Now, Manchester United have attempted to use the 4-3-3 on many occasions, mostly to try and utilize Pogba more effectively. It hasn’t worked. Under the 4-3-3 system, Manchester United have looked lackadaisical and devoid of any creativity or drive to push play forward whatsoever.

However, the 4-3-3 does have a variation that seems as though it could reasonably suit Manchester United’s players, the inside forward. All of the wingers at the club love to cut inside onto their stronger foot, they don’t push the byline to swing in a cross, they are utterly predictable. In an inside forward system, the right sided winger could play close to the middle, almost as a second striker.

Real Madrid’s recent success in Europe has come through this formation. Cristiano Ronaldo played through the middle alongside Karim Benzema, he spent most of his time making runs through the middle of the opposing team’s defensive line. However, when he needed to be out wide, he made sure he was available. Manchester United do not have Cristiano Ronaldo, but they do have a few players who are effective as a striker that have been pushed wide due to the success of Romelu Lukaku, most notably Marcus Rashford. With Rashford playing alongside Lukaku, they could form an attacking unit in which one player would stay central while the other ventured out right or, alternately, both players could make runs through the middle causing havoc for their opponents in the final third.
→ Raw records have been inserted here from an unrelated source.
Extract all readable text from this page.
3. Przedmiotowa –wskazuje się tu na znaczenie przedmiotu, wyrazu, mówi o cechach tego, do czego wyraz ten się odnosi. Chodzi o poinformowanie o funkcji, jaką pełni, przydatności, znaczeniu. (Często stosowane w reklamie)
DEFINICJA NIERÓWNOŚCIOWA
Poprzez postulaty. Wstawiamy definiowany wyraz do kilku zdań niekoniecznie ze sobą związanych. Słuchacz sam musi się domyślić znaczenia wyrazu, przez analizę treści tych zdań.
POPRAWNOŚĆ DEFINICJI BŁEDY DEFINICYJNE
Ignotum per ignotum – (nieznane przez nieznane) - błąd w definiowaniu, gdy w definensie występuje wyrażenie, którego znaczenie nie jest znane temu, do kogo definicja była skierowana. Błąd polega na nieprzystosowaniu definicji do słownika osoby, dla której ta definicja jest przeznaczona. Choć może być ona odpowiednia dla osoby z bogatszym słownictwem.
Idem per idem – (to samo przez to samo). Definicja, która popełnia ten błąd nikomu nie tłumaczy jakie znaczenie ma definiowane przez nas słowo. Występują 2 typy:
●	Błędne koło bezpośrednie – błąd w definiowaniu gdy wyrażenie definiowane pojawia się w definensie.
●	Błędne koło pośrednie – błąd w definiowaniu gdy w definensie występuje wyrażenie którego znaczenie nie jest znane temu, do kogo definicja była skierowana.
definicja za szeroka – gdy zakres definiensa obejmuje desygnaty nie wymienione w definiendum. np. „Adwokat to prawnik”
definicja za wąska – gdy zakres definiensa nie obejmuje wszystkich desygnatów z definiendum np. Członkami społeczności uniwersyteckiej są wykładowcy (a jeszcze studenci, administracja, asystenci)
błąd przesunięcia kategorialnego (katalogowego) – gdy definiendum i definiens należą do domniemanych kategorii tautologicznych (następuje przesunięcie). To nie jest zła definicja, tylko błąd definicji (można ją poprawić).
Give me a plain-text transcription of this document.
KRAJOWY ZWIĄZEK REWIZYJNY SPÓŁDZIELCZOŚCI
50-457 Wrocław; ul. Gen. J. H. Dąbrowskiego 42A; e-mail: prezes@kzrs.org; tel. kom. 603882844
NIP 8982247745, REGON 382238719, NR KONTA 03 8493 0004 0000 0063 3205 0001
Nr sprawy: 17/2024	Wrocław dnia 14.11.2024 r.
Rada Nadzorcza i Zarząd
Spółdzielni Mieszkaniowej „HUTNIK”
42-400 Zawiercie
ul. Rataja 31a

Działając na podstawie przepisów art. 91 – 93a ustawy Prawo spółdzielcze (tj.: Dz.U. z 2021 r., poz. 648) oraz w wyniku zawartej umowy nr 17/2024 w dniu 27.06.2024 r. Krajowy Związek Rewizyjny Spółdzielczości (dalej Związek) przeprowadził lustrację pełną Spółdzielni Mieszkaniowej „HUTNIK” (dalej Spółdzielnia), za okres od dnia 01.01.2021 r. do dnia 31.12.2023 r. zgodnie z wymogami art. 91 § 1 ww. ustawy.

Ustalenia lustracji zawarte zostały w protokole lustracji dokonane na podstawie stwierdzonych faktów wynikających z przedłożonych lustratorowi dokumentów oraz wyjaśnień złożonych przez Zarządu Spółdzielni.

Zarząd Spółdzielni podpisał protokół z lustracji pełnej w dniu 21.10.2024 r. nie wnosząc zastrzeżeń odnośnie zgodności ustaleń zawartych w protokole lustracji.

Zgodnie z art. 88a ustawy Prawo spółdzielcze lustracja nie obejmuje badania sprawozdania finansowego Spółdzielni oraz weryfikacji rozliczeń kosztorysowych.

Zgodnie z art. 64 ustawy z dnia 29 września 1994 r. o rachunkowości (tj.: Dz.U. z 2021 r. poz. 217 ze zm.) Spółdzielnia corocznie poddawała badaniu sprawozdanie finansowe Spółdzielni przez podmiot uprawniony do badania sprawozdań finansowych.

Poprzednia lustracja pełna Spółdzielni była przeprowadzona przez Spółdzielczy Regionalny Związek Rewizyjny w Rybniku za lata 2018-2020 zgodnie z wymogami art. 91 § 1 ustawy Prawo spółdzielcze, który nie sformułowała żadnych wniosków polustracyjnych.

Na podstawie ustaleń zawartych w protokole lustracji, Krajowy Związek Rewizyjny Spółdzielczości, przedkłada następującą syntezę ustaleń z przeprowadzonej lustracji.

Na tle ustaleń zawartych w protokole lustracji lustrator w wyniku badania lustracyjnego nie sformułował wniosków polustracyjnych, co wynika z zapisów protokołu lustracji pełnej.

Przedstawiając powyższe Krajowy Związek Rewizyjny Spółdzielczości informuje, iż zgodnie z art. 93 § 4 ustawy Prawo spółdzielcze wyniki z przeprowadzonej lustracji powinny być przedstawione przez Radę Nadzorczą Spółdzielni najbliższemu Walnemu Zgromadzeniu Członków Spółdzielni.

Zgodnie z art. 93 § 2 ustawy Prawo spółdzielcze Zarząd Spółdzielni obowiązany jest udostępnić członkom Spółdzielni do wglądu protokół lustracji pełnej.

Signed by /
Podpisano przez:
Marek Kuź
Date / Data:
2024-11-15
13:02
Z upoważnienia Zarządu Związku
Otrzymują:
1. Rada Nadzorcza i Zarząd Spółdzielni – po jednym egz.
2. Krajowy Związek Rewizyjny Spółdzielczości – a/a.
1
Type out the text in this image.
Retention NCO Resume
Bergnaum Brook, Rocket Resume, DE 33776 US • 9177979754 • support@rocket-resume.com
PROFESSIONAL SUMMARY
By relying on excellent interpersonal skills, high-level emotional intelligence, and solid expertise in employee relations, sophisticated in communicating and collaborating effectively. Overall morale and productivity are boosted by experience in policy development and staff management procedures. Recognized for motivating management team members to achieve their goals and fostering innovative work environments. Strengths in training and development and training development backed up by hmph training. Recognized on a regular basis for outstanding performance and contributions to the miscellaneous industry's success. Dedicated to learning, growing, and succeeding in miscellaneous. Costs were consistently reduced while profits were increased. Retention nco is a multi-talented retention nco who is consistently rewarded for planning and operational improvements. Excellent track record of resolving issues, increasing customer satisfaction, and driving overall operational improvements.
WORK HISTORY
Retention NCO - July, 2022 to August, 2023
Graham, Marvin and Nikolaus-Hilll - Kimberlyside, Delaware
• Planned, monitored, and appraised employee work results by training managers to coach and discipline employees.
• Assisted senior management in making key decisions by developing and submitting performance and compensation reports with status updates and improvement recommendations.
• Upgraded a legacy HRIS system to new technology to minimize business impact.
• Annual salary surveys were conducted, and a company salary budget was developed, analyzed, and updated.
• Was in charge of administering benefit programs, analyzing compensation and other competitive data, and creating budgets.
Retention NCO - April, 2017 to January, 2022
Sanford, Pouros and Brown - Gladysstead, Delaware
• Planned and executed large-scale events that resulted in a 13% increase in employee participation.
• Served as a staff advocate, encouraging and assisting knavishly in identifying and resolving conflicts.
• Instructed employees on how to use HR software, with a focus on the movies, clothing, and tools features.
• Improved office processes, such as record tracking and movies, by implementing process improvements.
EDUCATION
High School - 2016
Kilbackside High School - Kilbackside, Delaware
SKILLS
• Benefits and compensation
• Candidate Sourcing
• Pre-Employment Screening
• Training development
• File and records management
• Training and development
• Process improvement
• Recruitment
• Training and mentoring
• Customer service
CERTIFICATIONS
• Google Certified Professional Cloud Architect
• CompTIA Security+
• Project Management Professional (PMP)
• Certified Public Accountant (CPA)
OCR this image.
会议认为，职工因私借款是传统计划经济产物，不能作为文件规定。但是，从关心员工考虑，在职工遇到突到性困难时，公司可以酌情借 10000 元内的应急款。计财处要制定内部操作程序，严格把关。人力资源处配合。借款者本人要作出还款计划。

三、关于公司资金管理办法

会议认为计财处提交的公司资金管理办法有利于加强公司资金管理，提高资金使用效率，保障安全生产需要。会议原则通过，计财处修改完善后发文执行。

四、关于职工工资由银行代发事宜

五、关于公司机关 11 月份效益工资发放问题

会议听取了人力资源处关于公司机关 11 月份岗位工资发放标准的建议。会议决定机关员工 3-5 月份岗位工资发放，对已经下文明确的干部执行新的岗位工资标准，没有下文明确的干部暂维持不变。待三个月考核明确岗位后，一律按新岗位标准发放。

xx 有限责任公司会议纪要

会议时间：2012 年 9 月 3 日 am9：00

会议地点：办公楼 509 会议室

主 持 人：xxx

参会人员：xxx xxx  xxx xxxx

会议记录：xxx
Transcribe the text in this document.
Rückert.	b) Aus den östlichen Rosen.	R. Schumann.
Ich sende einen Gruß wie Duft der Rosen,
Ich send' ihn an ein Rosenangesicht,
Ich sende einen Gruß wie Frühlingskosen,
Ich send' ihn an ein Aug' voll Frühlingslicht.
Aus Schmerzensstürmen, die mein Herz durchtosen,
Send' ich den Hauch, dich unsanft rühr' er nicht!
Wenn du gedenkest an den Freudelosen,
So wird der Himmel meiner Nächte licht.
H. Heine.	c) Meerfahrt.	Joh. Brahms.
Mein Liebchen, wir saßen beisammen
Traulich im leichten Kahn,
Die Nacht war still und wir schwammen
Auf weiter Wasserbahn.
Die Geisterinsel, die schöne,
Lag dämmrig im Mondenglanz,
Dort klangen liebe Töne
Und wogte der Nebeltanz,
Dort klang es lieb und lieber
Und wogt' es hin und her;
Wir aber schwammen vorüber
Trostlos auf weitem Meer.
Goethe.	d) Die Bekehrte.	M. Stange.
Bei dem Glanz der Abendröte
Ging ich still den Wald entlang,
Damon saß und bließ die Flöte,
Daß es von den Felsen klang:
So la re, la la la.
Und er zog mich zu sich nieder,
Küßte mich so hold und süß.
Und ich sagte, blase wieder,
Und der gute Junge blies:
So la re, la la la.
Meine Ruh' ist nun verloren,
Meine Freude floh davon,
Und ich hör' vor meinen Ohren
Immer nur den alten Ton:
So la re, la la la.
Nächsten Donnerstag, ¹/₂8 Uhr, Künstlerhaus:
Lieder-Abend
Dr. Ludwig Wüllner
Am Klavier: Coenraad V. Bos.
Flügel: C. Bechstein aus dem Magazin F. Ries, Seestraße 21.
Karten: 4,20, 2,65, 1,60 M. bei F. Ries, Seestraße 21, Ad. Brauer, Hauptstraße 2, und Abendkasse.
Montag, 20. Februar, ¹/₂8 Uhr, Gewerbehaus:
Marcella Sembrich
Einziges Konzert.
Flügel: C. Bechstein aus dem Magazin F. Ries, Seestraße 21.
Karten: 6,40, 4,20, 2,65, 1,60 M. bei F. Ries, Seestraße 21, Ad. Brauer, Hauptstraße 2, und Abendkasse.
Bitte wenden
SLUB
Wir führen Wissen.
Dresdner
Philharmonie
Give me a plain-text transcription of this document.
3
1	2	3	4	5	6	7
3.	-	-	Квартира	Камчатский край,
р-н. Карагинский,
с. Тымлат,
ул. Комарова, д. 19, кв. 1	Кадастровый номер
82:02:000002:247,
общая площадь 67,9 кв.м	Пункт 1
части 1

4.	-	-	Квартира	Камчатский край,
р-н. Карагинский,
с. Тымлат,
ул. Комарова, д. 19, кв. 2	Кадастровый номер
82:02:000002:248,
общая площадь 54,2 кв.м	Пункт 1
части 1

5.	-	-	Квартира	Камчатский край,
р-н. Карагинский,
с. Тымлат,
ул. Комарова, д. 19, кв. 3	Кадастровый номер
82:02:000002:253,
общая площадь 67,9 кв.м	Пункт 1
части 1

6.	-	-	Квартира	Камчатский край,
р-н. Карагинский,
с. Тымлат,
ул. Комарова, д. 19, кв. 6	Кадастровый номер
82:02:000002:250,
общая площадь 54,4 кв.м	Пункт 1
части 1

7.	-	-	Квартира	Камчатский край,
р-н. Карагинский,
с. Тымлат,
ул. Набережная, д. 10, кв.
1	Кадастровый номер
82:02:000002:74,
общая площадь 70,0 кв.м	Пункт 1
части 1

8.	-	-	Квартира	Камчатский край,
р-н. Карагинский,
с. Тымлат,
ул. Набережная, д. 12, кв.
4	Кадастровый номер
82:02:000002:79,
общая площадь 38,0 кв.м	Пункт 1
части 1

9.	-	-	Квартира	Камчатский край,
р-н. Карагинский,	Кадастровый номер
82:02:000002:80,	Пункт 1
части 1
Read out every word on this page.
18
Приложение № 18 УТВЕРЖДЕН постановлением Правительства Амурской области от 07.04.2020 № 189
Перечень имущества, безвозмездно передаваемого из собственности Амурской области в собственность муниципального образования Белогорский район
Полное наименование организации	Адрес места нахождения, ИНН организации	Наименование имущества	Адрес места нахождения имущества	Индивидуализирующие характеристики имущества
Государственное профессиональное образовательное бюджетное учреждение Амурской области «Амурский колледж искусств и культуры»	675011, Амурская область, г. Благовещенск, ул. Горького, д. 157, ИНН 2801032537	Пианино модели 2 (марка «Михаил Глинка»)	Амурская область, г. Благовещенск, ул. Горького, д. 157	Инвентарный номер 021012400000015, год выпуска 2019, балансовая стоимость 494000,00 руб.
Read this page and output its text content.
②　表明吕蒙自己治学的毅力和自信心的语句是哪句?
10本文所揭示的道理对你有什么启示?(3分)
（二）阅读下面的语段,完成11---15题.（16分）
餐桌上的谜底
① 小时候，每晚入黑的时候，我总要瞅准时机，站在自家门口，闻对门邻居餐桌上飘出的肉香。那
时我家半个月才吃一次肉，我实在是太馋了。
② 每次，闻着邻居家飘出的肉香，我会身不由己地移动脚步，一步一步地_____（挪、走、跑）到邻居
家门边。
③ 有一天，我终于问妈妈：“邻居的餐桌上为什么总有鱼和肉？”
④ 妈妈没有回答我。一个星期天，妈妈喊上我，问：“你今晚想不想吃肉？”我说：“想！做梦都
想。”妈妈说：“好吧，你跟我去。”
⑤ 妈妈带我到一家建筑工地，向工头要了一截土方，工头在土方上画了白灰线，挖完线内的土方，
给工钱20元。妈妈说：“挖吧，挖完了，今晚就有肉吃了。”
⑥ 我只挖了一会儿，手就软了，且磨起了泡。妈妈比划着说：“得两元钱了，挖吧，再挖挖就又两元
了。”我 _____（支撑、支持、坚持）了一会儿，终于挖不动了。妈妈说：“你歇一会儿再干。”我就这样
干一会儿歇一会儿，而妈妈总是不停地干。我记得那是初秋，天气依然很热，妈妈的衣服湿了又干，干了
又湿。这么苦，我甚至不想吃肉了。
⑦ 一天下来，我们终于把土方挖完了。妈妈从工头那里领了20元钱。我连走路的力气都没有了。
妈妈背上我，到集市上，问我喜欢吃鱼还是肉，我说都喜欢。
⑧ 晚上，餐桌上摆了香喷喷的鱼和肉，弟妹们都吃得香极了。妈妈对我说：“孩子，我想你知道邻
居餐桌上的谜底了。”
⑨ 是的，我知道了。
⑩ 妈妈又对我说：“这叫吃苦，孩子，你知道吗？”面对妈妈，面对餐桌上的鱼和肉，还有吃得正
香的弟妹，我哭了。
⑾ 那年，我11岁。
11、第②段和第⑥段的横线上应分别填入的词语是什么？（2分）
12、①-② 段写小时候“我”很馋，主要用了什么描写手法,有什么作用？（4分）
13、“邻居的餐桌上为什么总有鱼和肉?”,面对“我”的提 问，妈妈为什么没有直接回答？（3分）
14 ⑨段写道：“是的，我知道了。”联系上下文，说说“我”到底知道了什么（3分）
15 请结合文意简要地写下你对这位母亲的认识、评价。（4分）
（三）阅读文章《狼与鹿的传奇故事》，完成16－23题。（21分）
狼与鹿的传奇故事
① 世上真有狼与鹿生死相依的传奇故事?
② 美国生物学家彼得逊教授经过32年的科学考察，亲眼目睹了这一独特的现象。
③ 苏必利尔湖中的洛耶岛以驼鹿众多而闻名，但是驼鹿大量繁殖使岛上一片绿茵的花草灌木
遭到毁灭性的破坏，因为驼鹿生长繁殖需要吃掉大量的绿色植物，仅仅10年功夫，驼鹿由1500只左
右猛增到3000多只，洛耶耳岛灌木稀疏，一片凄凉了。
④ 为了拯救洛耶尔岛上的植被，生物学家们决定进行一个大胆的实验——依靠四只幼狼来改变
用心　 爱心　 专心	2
Throughout the success of Sir Alex at Old Trafford the main system that was implemented was a 4-4-1-1 or a 4-4-2. Look at the strike partnership between Andy Cole and Dwight Yorke that was formed during the late 90s and early 2000s, these two functioned as one of the most effective duos the league has ever seen. This same type of bond could be formed between the likes of Rashford and Lukaku and the club would most certainly prosper from such a relationship.

4-4-2 Diamond

Manchester United have tried this formation in the past, under the great Louis Van Gaal. It resulted in 4th and 5th place league finished and one FA Cup trophy during LVG’s disappointing stint at Old Trafford. However, Van Gaal did not purchase smartly in the market and didn’t have the players necessary for this formation to work.

It would be exciting to see Manchester united play a 4-4-2 diamond with De Gea in net, a defense of Shaw, Bailly, Lindelof, and Valencia, a midfield of Matic, Pogba and Fred as the central midfielders and Lingard in the CAM role, with a front two of Lukaku and Rashford/Alexis. Now, this formation, on paper, seems to be very central and predictable, however, with the strikers both able to comfortably roam wide in order to cross the ball in if necessary the center attacking midfielder and one of the two center midfields, probably Pogba could make runs into the box to create an effective attacking game plan.

Alternately, Lingard could move wide, if needed, or the team could go direct through the middle, depending on their opponent. This formation has been around for a while and unfortunately doesn’t have the greatest reputation, but with this Manchester United side it seems like it could just work.

Leave The 4-2-3-1 Behind

Overall, Manchester United cannot stick with the ever-trusty 4-2-3-1 formation that failed them during the previous year's campaign, and something has to change. Mourinho is famous for creating a strong defensive game plan first and putting attacking plays on the back burner, but Manchester United don’t have the creative attacking players to rely on to create effective plays by themselves. They need to have a set plan to follow in order to unleash their full potential.